Halma dentro del ciclo espiritual galdosiano: relación con Misericordia y Nazarín

Halma forma una suerte de trilogía espiritual junto a Nazarín (1895) y Misericordia (1897). Galdós reutiliza personajes e hilos entre estas novelas, explorando un conjunto unificado. Halma fue concebida en continuidad con Nazarín: recupera a don Nazario y lo alía con la condesa, integrándolos en una galería de héroes movidos por un ideal cristiano, junto a Benina en Misericordia y al Ángel Guerra convertido. Comparadas, Nazarín y Halma conforman un díptico: la primera sigue a un cura itinerante que quiere vivir como un santo entre marginados; la segunda traslada ese impulso a una noble sedentaria que crea un recinto de caridad. En Nazarín, la fe extrema conduce a la incomprensión y al arresto. Halma parece responder matizando ese fracaso: aquí se ensaya una vía menos radical en apariencia, sin ruptura con la sociedad, y los obstáculos se sortean mediante compromisos (matrimonio, ámbito doméstico). Halma resulta más pragmática y su proyecto sobrevive, al menos de momento, mientras el de Nazarín se malogra. En términos cervantinos, Nazarín sería don Quijote en los caminos; Halma, la vuelta a la aldea donde la locura idealista se templa con la realidad.

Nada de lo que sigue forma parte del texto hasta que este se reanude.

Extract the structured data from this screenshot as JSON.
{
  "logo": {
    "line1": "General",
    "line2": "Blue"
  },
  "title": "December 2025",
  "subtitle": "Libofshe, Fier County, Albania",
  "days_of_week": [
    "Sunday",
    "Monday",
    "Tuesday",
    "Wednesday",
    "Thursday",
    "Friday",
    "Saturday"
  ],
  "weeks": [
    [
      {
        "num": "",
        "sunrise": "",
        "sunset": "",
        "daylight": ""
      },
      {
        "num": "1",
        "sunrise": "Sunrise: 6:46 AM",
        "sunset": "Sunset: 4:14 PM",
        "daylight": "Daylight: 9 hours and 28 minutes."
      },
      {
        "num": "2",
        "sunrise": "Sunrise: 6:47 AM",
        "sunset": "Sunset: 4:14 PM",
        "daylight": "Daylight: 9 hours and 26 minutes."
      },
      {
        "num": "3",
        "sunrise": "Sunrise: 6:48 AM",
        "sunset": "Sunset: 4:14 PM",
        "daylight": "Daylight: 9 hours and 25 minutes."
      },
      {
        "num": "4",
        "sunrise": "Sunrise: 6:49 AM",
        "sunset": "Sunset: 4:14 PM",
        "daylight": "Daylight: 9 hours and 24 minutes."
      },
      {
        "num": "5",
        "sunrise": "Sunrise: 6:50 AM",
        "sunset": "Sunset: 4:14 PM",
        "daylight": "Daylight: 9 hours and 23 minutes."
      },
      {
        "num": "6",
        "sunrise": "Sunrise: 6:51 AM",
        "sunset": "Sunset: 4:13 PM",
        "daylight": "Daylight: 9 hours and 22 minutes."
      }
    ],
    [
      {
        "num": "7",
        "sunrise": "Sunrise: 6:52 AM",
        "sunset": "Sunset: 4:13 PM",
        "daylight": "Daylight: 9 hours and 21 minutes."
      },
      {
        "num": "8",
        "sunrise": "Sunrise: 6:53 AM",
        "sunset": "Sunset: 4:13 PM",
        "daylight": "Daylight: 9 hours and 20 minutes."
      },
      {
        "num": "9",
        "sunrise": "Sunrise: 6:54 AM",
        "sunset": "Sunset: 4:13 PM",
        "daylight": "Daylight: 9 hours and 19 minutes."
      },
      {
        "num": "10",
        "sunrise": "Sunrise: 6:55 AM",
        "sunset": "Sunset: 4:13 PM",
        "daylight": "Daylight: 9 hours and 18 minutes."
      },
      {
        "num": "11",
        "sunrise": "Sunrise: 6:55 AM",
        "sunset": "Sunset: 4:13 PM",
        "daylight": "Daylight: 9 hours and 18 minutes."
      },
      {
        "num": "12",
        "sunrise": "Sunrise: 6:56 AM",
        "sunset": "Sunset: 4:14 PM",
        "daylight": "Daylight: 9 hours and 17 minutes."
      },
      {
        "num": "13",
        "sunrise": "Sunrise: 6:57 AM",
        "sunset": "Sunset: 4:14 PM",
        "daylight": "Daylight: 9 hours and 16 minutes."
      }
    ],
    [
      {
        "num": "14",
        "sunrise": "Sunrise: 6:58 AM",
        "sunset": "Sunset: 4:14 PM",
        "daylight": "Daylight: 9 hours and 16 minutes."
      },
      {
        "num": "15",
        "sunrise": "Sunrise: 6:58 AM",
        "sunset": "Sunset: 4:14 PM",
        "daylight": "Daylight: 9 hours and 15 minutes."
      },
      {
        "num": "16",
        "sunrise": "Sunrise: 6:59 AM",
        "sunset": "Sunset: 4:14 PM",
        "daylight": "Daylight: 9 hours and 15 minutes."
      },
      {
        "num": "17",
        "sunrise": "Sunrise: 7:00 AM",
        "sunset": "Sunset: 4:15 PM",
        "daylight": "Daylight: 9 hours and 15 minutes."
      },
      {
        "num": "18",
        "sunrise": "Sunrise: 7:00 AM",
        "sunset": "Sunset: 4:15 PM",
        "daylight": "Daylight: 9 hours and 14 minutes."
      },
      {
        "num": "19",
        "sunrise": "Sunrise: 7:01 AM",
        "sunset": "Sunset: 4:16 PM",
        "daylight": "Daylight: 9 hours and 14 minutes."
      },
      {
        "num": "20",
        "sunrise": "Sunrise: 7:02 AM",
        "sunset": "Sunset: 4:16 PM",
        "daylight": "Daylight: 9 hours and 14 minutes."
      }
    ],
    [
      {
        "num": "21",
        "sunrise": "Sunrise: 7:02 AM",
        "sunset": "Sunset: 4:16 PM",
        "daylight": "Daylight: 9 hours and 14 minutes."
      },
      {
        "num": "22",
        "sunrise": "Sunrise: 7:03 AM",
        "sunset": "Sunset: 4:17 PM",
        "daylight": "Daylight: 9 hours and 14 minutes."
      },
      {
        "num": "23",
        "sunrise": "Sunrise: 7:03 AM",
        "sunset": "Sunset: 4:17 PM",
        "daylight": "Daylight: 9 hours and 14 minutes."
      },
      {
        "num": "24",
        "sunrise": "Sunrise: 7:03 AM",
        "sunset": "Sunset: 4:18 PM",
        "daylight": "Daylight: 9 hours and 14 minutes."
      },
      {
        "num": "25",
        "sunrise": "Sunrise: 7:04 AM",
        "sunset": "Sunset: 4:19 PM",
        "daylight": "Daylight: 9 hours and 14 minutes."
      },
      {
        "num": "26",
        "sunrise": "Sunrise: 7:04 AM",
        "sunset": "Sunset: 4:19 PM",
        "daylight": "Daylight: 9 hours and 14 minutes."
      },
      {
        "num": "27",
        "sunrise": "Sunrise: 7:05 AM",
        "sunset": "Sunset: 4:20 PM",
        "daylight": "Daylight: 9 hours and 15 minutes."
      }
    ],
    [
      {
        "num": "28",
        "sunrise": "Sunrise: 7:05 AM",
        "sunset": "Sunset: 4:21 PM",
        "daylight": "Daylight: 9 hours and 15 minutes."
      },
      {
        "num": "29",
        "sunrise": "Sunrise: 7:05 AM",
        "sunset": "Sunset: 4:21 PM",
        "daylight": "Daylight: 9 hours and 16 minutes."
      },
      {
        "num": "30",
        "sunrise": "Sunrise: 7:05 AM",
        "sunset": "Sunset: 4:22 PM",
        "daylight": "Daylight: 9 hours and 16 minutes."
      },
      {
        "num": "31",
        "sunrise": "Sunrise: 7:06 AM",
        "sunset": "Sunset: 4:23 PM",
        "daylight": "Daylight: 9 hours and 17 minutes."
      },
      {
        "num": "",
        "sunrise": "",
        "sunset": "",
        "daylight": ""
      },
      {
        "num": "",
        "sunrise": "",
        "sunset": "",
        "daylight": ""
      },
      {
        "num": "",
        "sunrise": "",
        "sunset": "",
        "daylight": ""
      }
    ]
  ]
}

Misericordia amplía el panorama hacia el extremo opuesto: Benina, una anciana criada arruinada, sostiene a otros pobres con una misericordia inagotable. Comparte con Nazarín y Halma la misma esencia: amor abnegado y fe humilde. Si en Misericordia vemos la caridad desde abajo, en Halma contemplamos la caridad desde arriba. Ubicadas casi consecutivas en la bibliografía de Galdós, ambas parecen dos caras de la misma medalla: hay un aire milagrero sutil, una religiosidad popular que brilla en la cueva del hambre y en el palacio devenido asilo. Galdós equilibra mística y realismo crítico: ni Benina ni Halma cambian el mundo materialmente, pero su presencia introduce un destello de esperanza moral. Esa ambivalencia –santidad válida pero insuficiente– es el mensaje común del ciclo.

Además, otras novelas de la época dialogan con Halma: Ángel Guerra (1891) presenta a un revolucionario que, tras crisis personal, abraza la fe y planifica una comunidad agrícola religiosa (anticipando rasgos de Halma); La loca de la casa (1892) explora lo visionario y místico. En conjunto, estas obras forman el ciclo espiritual tardío de Galdós, preocupado por la dimensión ética y social de la España finisecular.

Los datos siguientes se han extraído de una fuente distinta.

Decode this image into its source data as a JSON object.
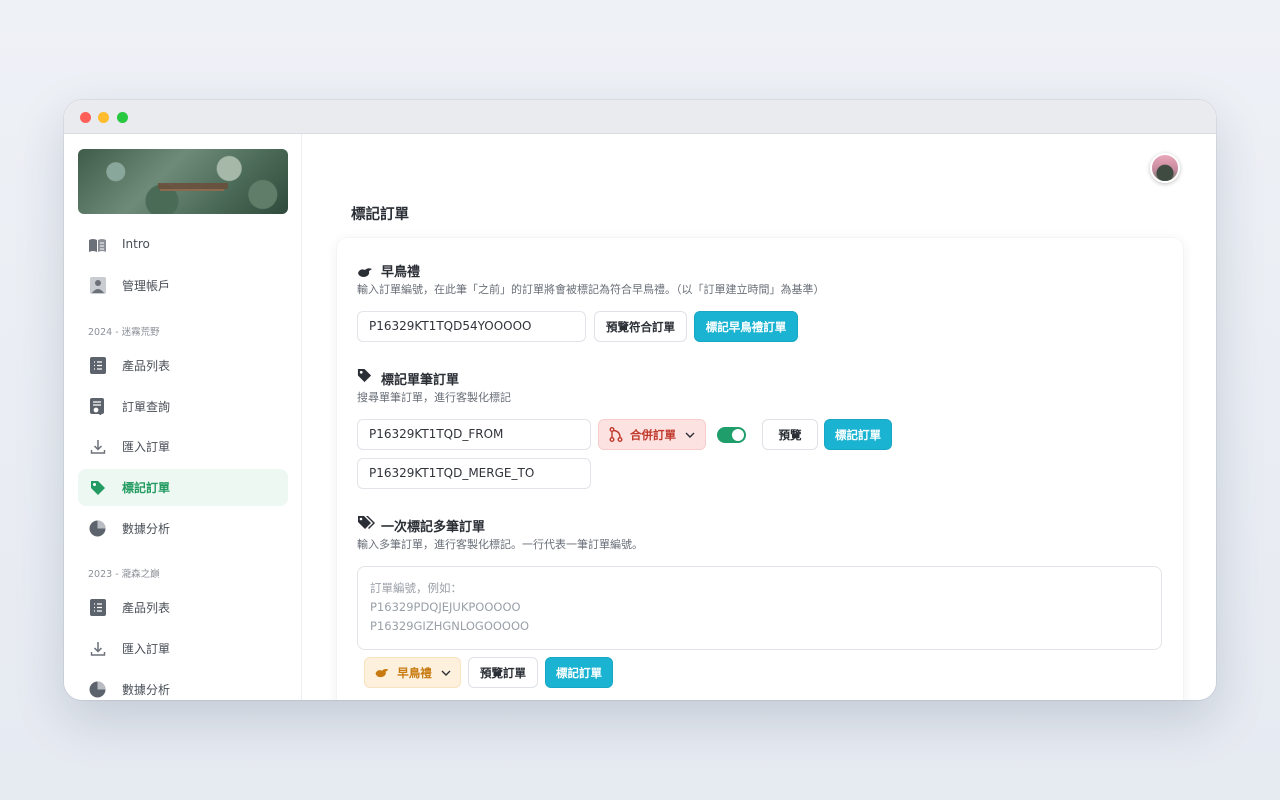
{
  "sidebar": {
    "items_top": [
      {
        "label": "Intro"
      },
      {
        "label": "管理帳戶"
      }
    ],
    "section_2024": "2024 - 迷霧荒野",
    "items_2024": [
      {
        "label": "產品列表"
      },
      {
        "label": "訂單查詢"
      },
      {
        "label": "匯入訂單"
      },
      {
        "label": "標記訂單"
      },
      {
        "label": "數據分析"
      }
    ],
    "section_2023": "2023 - 瀧森之巔",
    "items_2023": [
      {
        "label": "產品列表"
      },
      {
        "label": "匯入訂單"
      },
      {
        "label": "數據分析"
      }
    ]
  },
  "main": {
    "page_title": "標記訂單",
    "early_bird": {
      "title": "早鳥禮",
      "desc": "輸入訂單編號，在此筆「之前」的訂單將會被標記為符合早鳥禮。（以「訂單建立時間」為基準）",
      "input_value": "P16329KT1TQD54YOOOOO",
      "preview_label": "預覽符合訂單",
      "mark_label": "標記早鳥禮訂單"
    },
    "single": {
      "title": "標記單筆訂單",
      "desc": "搜尋單筆訂單，進行客製化標記",
      "from_value": "P16329KT1TQD_FROM",
      "merge_to_value": "P16329KT1TQD_MERGE_TO",
      "dropdown_label": "合併訂單",
      "toggle_on": true,
      "preview_label": "預覽",
      "mark_label": "標記訂單"
    },
    "multi": {
      "title": "一次標記多筆訂單",
      "desc": "輸入多筆訂單，進行客製化標記。一行代表一筆訂單編號。",
      "placeholder": "訂單編號，例如：\nP16329PDQJEJUKPOOOOO\nP16329GIZHGNLOGOOOOO",
      "dropdown_label": "早鳥禮",
      "preview_label": "預覽訂單",
      "mark_label": "標記訂單"
    }
  },
  "colors": {
    "primary": "#1bb3d2",
    "active_green": "#239b62",
    "danger": "#c0392b",
    "warn": "#c77a0f"
  }
}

Conclusión. Halma combina crítica social y elevación espiritual con maestría. En un contexto de incertidumbre nacional, presenta personajes guiados por la caridad y examina las tensiones entre ideal y realidad, fe y pragmatismo. Con estilo sobrio y simbólico, Galdós logra emocionar con la sinceridad de Halma y sus pobres e invita a reflexionar sobre la eficacia de la bondad en un mundo imperfecto. Junto a Nazarín y Misericordia, Halma ilumina la faceta más espiritual y compasiva de Galdós, reafirmándolo no solo como gran novelista realista, sino como pensador moral de su tiempo. Tal vez su legado más perdurable sea ese llamado a practicar la misericordia sin límites –un ideal quizá imposible en términos sociales, pero necesario en términos humanos– y la pregunta que nos deja: ¿es suficiente la santidad individual para redimir un mundo materialista? Galdós no da respuesta clara, pero nos lega el ejemplo de Catalina de Halma, cuya fe en la caridad queda como faro ético, aunque su “ínsula” benéfica sea pequeña frente al océano de la realidad.

Fuentes: Obras de Benito Pérez Galdós (Halma, Nazarín, Misericordia) y crítica académica general sobre el ciclo espiritualista y la recepción contemporánea de Halma (incluida la de Clarín).